Um, it's also worth saying he does sometimes say things that are quite uncomfortable particularly for a more modern audience now because I think there are moments where he is really off the cuff about things particularly things that read as quite racist or as quite um, uncomfortable in other ways.
Um, and it's difficult sometimes to tell if the narrative voice is critiquing that or just saying a memory of something that has happened in a neutral way that you know, is he having a neutral reflection on the racism of the time um, of you know, the the sort of when he was a child or is he just espousing it? It's difficult sometimes to to understand with that, but um I it's just a really interesting book in the kind of meditative quality that it takes, and it's had such a big impact, I think, on many other writers um because it's sort of a way of accessing memory in a very particular way. I know that I've done a writing workshop before where this where I remember blank blank blank was used as [snorts] a as a writing prompt um and I hadn't realized it was from this. Um so, for example, uh I remember selling blood every 3 months on Second Avenue. I remember a boy I once made love with, and after it was all over, he asked me if I believed in God. I remember when I thought that anything old was very valuable. I remember Black Beauty. I remember when I thought that Betty Grable was beautiful.
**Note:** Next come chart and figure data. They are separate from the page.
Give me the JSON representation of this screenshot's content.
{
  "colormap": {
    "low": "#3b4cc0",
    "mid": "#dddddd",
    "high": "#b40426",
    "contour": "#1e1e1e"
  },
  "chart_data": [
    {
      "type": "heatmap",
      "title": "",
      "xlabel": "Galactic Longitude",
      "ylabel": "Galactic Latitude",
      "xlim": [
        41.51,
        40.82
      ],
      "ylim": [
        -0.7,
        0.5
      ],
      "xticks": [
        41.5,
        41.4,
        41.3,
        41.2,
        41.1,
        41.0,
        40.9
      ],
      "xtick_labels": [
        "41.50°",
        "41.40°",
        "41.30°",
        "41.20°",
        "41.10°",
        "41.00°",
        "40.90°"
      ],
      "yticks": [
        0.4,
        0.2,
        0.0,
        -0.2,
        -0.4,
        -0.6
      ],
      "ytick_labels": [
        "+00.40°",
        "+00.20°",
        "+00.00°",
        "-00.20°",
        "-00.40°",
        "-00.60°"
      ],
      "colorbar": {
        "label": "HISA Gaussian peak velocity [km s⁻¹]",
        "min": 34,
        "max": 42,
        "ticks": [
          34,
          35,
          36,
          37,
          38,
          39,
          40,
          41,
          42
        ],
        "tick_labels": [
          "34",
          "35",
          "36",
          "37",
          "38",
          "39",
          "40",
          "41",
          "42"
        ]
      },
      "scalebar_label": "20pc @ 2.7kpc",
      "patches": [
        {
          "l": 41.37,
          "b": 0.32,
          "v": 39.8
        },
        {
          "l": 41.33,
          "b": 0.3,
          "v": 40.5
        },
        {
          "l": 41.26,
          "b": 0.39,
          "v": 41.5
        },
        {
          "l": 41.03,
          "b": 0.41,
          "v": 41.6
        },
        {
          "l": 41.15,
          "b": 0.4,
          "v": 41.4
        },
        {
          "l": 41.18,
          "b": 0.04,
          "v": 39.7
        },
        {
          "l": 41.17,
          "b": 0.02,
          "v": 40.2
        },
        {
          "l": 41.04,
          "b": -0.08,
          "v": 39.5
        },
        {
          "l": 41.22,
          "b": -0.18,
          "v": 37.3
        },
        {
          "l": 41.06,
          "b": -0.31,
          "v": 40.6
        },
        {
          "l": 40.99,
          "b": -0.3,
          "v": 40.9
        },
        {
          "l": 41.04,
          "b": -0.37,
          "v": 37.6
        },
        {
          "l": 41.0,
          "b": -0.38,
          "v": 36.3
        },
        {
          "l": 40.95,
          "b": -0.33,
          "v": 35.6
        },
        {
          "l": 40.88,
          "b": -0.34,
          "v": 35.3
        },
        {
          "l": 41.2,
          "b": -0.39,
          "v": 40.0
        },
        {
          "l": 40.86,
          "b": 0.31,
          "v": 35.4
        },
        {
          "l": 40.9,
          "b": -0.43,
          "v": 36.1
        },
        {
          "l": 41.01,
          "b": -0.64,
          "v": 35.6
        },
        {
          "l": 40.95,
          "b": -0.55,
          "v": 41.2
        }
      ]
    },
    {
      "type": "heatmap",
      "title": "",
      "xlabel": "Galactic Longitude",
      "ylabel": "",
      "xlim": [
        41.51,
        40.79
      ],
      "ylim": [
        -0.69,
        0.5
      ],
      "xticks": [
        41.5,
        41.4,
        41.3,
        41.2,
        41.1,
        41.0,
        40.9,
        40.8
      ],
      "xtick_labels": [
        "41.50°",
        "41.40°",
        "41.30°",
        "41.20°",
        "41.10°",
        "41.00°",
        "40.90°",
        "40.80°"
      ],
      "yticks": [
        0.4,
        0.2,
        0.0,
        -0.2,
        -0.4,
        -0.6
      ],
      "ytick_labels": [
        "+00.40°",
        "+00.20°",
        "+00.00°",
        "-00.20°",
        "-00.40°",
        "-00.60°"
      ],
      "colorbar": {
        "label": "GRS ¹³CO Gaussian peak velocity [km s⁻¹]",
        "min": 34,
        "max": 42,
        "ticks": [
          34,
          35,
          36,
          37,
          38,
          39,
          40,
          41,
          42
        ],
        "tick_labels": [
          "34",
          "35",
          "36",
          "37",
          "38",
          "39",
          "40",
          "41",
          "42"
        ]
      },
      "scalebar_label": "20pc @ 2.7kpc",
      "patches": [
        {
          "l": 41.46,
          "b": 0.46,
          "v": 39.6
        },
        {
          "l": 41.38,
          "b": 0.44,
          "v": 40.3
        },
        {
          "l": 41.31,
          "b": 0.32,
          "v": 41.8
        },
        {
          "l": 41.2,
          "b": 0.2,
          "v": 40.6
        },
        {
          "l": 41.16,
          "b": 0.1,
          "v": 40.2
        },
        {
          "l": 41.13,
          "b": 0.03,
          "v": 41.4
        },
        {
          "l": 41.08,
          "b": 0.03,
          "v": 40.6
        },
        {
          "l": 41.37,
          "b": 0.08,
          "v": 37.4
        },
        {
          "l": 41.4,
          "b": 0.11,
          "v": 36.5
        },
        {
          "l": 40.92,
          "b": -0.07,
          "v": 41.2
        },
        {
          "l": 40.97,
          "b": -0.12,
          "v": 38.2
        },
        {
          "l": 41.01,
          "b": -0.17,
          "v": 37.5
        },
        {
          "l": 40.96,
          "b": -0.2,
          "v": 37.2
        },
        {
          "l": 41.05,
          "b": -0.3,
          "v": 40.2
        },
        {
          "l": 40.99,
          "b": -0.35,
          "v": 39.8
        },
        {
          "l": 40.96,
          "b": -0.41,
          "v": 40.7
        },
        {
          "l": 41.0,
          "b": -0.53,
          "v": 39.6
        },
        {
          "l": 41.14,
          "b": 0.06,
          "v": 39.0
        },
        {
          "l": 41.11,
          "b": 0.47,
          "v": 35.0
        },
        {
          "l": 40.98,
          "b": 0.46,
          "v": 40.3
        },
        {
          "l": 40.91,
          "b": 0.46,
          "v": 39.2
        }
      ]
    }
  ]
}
I remember when I thought that I was a great artist. I remember when I wanted to be rich and famous. And I still do.
And it sort of goes on like this, and sometimes you'll get these longer passages, these longer stories, and sometimes it'll just be I remember Black Beauty, like the the book or the film, for example. Um and so, it's just these really odd musings that actually collectively make something really quite beautiful and quite profound. But it's just it's such a weird thing in some ways in its own way, and I kind of enjoy that about this book is that it's just a bit offbeat um but really quite engaging in its own way. So, those are the books that I've been reading this week. Um I hope you are keeping really well. I hope things are going well on your end. Take care and have a fabulous week. Bye-bye.